BAB 30

358 20 0
                                    

Happy Reading!!

Jangan Lupa Bahagia...

***

Saat seseorang mempertahankanku, aku tidak mungkin diam saja.
- Arjuna Alfatih -

***

Arjuna POV

Aku melewati Dinda begitu saja setiba di kantor. Dia memang selalu datang lebih awal dariku. Tapi sapaannya tidak kubalas sama sekali. Aku bingung harus bagaimana dengan statusku yang sekarang. Aku calon suami wanita yang menyakiti putriku. Astaga, cobaan apa ini?

Aku belum siap menceritakan ini kepada Dinda. Tidak. Aku tidak akan siap. Di saat aku mulai membuka hati tapi hati yang datang itu harus kuhempas jauh. Betapa jahatnya diriku sekarang. Tapi aku bisa apa?

Pintu ruanganku terbuka dengan keras. Itu Bang Aan. Dia menelponku dan membentakku dengan keras saat undangan penikahanku sampai di tangannya semalam. Dia pernah menjodohkanku dengan Betty dan sekarang itu terwujud. Belum. Itu belum terwujud.

"Lo gila?" Itu pertanyaan yang kudengar untuk kesekian kalinya. Dari Cakra, Raja, dan Phaton. Semua bertanya hal yang sama.

"Gua bisa apa lagi, Bang?" tanyaku balik. Aku benar-benar frustasi. Kekuatanku bertahan ya hanya putriku. Aku masih bisa menceritakan tentang Mommy-nya setiap malam dan itu cukup menenangkan hatiku.

"Kenapa lo takut bawa ini ke hukum?" tanya Bang Aan.

"Gua nggak takut, Bang. Gua beneran nggak takut karena gua nggak salah. Gua nggak ngelakuin itu sama sekali. Nyentuh dia aja gua jijik, Bang. Tapi Papa. Papa mikirin nama baik keluarga dan perusahaan ini, Bang. Saham kita bisa jatuh kalau sampai berita ini dimakan sama media. Kita bakal hancur," jelasku dengan emosi yang tidak bisa kutahan, tapi aku berusaha menjaga nada suaraku.
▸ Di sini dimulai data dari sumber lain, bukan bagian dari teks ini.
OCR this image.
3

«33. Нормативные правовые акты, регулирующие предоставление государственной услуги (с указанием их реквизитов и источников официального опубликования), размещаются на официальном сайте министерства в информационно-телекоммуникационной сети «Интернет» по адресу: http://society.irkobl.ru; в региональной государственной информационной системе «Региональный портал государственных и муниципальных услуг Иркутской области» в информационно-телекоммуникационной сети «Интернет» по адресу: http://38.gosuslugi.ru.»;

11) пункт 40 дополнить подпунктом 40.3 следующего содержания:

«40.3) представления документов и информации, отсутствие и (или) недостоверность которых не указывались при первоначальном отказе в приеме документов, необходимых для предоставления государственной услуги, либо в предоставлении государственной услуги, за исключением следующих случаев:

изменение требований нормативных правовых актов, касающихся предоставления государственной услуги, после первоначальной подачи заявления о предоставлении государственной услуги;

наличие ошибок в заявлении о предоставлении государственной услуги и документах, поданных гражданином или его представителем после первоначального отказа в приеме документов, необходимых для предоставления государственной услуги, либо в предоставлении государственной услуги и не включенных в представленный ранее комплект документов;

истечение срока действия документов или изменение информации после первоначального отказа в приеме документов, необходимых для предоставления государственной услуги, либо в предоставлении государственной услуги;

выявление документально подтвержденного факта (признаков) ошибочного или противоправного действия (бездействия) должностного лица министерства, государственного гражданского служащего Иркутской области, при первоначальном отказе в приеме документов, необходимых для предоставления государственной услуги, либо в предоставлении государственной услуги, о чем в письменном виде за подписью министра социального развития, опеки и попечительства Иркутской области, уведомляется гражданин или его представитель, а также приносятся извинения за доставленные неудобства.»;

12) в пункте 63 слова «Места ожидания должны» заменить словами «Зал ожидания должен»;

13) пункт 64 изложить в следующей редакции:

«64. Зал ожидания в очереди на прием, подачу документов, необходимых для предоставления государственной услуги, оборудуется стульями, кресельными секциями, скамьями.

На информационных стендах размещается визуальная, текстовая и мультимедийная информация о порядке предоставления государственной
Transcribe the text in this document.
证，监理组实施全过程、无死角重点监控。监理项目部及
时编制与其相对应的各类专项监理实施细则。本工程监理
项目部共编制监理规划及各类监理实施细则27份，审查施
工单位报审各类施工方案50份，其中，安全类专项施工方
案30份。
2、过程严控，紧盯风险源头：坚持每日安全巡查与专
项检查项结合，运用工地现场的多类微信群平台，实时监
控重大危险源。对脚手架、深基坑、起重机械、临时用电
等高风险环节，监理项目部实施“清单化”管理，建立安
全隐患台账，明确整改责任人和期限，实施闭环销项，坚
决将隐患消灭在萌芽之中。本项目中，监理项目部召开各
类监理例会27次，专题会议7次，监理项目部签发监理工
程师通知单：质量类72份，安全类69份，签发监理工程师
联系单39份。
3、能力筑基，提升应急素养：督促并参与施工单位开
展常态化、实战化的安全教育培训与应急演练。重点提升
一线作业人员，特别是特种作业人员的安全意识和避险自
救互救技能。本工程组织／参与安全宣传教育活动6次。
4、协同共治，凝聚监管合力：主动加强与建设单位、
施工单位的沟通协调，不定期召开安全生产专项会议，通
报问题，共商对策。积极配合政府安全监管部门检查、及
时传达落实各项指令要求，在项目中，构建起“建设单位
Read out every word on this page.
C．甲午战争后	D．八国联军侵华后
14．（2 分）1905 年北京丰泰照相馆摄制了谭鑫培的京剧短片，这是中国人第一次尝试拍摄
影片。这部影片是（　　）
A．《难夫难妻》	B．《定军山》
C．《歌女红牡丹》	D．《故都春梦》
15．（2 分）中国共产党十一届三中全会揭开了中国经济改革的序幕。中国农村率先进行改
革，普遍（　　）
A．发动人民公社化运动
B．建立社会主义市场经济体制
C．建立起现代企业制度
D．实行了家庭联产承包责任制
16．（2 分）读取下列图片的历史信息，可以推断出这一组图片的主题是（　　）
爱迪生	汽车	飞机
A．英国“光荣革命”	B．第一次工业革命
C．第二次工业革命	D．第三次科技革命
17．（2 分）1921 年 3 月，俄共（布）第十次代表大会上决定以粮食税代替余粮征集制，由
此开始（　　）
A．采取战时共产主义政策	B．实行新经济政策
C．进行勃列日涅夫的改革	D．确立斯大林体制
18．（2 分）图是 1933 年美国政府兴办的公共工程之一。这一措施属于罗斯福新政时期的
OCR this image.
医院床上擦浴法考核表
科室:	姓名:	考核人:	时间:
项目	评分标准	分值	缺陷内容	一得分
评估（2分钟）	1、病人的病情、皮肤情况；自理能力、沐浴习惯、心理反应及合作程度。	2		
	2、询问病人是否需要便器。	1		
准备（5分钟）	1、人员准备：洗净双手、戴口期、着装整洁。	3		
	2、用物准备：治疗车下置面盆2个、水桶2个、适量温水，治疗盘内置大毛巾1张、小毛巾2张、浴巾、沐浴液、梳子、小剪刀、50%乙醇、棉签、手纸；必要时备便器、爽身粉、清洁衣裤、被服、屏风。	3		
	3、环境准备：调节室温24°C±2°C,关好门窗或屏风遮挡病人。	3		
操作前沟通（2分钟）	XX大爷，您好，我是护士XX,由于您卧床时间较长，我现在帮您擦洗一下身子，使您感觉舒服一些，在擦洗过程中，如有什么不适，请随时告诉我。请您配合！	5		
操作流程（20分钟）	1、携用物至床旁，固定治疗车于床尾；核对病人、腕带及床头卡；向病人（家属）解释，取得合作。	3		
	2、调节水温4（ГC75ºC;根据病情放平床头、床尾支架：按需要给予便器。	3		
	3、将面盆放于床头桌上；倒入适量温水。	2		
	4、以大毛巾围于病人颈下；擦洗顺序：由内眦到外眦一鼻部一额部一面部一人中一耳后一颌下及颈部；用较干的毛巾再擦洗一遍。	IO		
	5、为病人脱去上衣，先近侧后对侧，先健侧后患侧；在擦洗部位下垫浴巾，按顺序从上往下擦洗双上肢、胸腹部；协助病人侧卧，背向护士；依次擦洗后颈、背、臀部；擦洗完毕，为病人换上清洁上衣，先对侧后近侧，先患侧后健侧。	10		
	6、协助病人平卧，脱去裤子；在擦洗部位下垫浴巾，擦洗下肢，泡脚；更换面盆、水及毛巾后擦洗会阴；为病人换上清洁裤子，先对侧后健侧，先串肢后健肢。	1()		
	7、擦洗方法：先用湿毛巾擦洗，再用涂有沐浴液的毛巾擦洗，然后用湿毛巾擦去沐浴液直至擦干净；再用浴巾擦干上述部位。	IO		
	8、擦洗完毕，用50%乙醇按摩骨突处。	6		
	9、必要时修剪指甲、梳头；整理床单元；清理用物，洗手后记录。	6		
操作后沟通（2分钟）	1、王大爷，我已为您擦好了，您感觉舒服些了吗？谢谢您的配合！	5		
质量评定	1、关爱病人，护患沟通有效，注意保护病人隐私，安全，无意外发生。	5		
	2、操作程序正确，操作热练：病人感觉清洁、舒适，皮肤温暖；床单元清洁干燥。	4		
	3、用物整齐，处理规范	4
"Trus gimana? Gimana sama Dinda?" tanyanya lirih. "Dia suka sama lo, Jun. Dia benar-benar kagum sama lo."

Hatiku terasa sakit. Sesak rasanya mendengar bahwa Dinda menyimpan rasa kagum untukku. Aku juga tertarik kepadanya, sangat. Tapi apa yang bisa aku lakukan sekarang? Ini demi nama baik keluarga dan perusahaan.

"Gua nggak tahu, Bang." Aku menggeleng frustasi.

"Ngomong sama dia, Jun. Jangan diam aja. Dia nggak bakal tahu kalau lo nggak ngomong. Dinda anak baik, Jun. Lo pasti udah tahu sebagian cerita hidupnya dia. Bagaimana sengsaranya dia selama ini? Dia butuh lo, Jun. Dia berharap banyak sama lo."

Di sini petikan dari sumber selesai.